Re: [RFC PATCH 03/26] mm: make pageblock_order 2M per default

From: Johannes Weiner
Date: Tue Apr 18 2023 - 22:55:59 EST


On Wed, Apr 19, 2023 at 03:01:05AM +0300, Kirill A. Shutemov wrote:
> On Tue, Apr 18, 2023 at 03:12:50PM -0400, Johannes Weiner wrote:
> > pageblock_order can be of various sizes, depending on configuration,
> > but the default is MAX_ORDER-1.
>
> Note that MAX_ORDER got redefined in -mm tree recently.
>
> > Given 4k pages, that comes out to
> > 4M. This is a large chunk for the allocator/reclaim/compaction to try
> > to keep grouped per migratetype. It's also unnecessary as the majority
> > of higher order allocations - THP and slab - are smaller than that.
>
> This seems way to x86-specific.

Hey, that's the machines I have access to ;)
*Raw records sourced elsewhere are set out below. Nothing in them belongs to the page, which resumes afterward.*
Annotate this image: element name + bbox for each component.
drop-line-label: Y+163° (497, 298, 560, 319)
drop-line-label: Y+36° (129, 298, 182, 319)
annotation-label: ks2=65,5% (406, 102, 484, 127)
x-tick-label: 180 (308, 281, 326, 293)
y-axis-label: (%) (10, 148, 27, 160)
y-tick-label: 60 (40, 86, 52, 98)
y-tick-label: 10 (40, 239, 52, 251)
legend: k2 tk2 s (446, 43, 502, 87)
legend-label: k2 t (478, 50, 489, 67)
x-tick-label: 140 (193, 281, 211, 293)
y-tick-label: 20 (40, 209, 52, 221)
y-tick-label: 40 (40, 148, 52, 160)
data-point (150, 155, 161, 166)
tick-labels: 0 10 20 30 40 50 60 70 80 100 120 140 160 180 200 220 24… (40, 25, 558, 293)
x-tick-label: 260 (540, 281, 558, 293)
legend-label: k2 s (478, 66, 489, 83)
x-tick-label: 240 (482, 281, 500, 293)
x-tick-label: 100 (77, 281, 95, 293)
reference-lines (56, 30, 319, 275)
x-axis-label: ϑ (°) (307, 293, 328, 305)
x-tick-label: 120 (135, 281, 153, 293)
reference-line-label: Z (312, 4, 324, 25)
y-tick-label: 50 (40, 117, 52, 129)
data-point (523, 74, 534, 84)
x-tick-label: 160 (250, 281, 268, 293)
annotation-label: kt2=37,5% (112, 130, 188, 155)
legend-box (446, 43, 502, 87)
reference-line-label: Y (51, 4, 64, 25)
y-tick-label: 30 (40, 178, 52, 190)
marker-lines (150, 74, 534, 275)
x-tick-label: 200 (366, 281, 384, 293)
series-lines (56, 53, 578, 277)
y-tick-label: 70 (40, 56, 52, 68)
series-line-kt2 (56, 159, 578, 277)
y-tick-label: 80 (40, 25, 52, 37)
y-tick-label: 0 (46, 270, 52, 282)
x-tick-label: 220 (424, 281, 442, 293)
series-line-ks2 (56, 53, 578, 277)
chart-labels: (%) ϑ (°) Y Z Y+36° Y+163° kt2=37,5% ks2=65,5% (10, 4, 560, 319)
> Other arches have larger THP sizes. I believe 16M is common.
>
> Maybe define it as min(MAX_ORDER, PMD_ORDER)?

Hm, let me play around with larger pageblocks.

The thing that gives me pause is that this seems quite aggressive as a
default block size for the allocator and reclaim/compaction - if you
consider the implications for internal fragmentation and the amount of
ongoing defragmentation work it would require.

IOW, it's not just a function of physical page size supported by the
CPU. It's also a function of overall memory capacity. Independent of
architecture, 2MB seems like a more reasonable step up than 16M.

16M is great for TLB coverage, and in our DCs we're getting a lot of
use out of 1G hugetlb pages as well. The question is if those archs
are willing to pay the cost of serving such page sizes quickly and
reliably during runtime; or if that's something better left to setups
with explicit preallocations and stuff like hugetlb_cma reservations.